Des démarches individuelles concourantes
On pourrait imaginer que face à une question donnée (la liberté, le racisme, l'antisémitisme, etc.) l'individu pleinement informé des données du problème et faisant usage de sa raison parvient par lui-même à un certain point de vue. Les autres individus, qui disposent de la même information objective et complète et qui font également usage de leur raison parviennent chacun individuellement aux mêmes conclusions. Ainsi s'établissent les opinions communes. En somme, dans cette hypothèse, les choses se passeraient de la même manière que lorsqu'une maîtresse d'école donne à une classe de trente élèves un problème d'arithmétique à résoudre. "Un paysan possède un champ rectangulaire qui mesure 300 mètres de longueur sur 150 mètres de largeur. Il désire clôturer ce champ de trois rangées de fil de fer. Combien de rouleaux de fil devra-t-il acheter sachant que la longueur d'un rouleau est de 86 mètres ?" Chaque élève entreprend alors de calculer le périmètre du champ en additionnant sa longueur et sa largeur et en multipliant le résultat obtenu par deux. Il multiplie ensuite le périmètre par trois, puisqu'il faut trois rangées de fil… Cela lui donne la longueur de fil nécessaire, et ainsi de suite... De la sorte, par une démarche rationnelle, les élèves de la classe, en tout cas les meilleurs, parviennent par leur propre démarche à un résultat qui se trouve être identique à celui des autres élèves.
Autorité intellectuelle
Dans la seconde hypothèse, on pourrait imaginer que les individus partagent les mêmes opinions non pas parce qu'ils sont parvenus individuellement à la même conclusion mais parce que, au contraire, la société a institué un organe chargé d'élaborer des opinions auxquelles les individus sont tenus de se conformer. Il existerait ainsi dans la société une autorité intellectuelle capable de contraindre les individus à penser d'une certaine manière. C'est cette opinion que formule l'écrivain politique Alexis de Tocqueville, le célèbre auteur de "De la démocratie en Amérique".
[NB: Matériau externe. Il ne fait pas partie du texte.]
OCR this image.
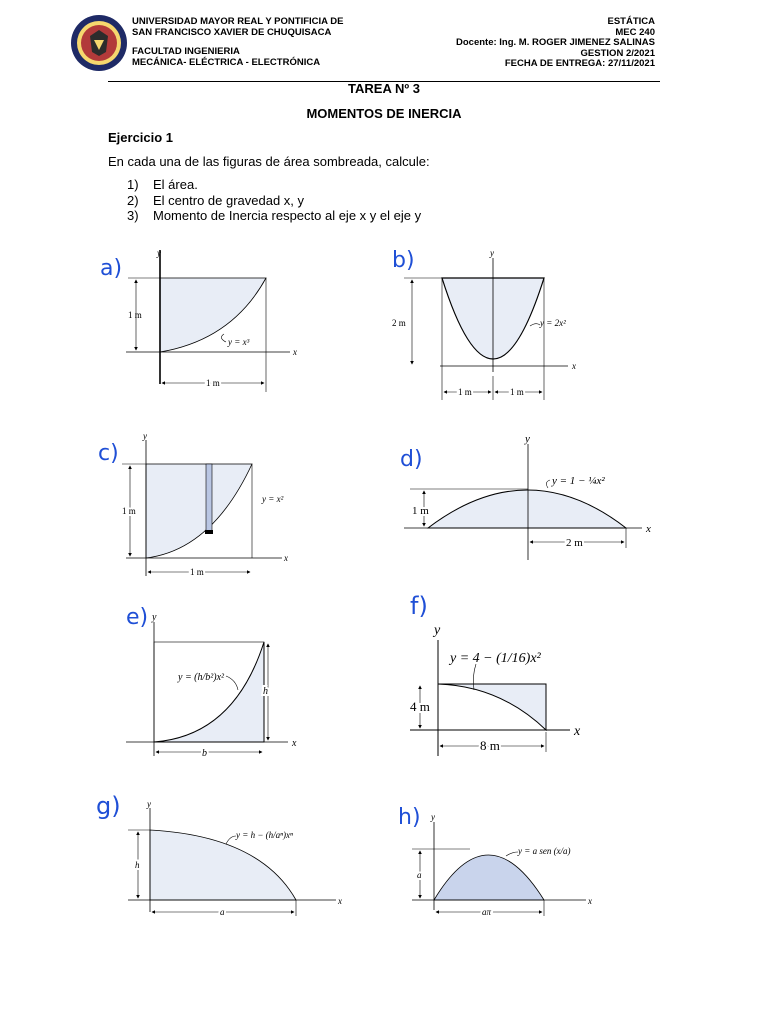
UNIVERSIDAD MAYOR REAL Y PONTIFICIA DE
SAN FRANCISCO XAVIER DE CHUQUISACA
FACULTAD INGENIERIA
MECÁNICA- ELÉCTRICA - ELECTRÓNICA
ESTÁTICA
MEC 240
Docente: Ing. M. ROGER JIMENEZ SALINAS
GESTION 2/2021
FECHA DE ENTREGA: 27/11/2021
TAREA Nº 3
MOMENTOS DE INERCIA
Ejercicio 1
En cada una de las figuras de área sombreada, calcule:
1) El área.
2) El centro de gravedad x, y
3) Momento de Inercia respecto al eje x y el eje y
a)
1 m
1 m
y
x
y = x³
b)
2 m
1 m	1 m
y
x
y = 2x²
c)
1 m
1 m
y
x
y = x²
d)
1 m
2 m
y
x
y = 1 − ¼x²
e)
h
b
y
x
y = (h/b²)x²
f)
4 m
8 m
y
x
y = 4 − (1/16)x²
g)
h
a
y
x
y = h − (h/aⁿ)xⁿ
h)
a
aπ
y
x
y = a sen (x/a)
« Les croyances dogmatiques sont plus ou moins nombreuses suivant les temps. Elles naissent de différentes manières et peuvent changer de forme et d'objet ; mais on ne saurait faire qu'il n'y ait pas de croyances dogmatiques, c'est-à-dire d'opinions que les hommes reçoivent de confiance et sans les discuter. Si chacun entreprenait lui-même de former toutes ses opinions et de poursuivre isolément la vérité dans des chemins frayés par lui seul, il n'est pas probable qu'un grand nombre d'hommes dût jamais se réunir dans aucune croyance commune.
Or, il est facile de voir qu'il n'y a pas de société qui puisse prospérer sans croyance semblable, ou plutôt qu'il n'y en point qui subsistent ainsi ; car, sans idées communes, il n'y a pas d'action commune. Et sans action commune, il existe encore des hommes, mais non un corps social. Pour qu'il y ait société, et, à plus forte raison, pour que cette société prospère, il faut donc que tous les esprits des citoyens soient toujours rassemblés et tenus ensemble par quelques idées principales ; et cela ne saurait être, à moins que chacun d'entre eux ne vienne quelquefois puiser ses opinions à une même source et ne consente à recevoir un certain nombre de croyances toutes faites. »
« Il faut donc toujours, quoi qu'il arrive, que l'autorité se rencontre quelque part dans le monde intellectuel et moral. Sa place est variable, mais elle a nécessairement une place. L'indépendance individuelle peut être plus ou moins grande ; elle ne saurait être sans bornes. Ainsi, la question n'est pas de savoir s'il existe une autorité intellectuelle dans les siècles démocratiques, mais seulement ou en est le dépôt et quelle en sera la mesure. » (Tocqueville, De la démocratie en Amérique, tome 2, Chapitre II.)
Quelle hypothèse est la bonne ? A chacun de se faire son opinion. En tout cas, être conscient de l'existence de deux hypothèses donne une possibilité de choix qui n'existe pas lorsqu'on n'en connait qu'une seule.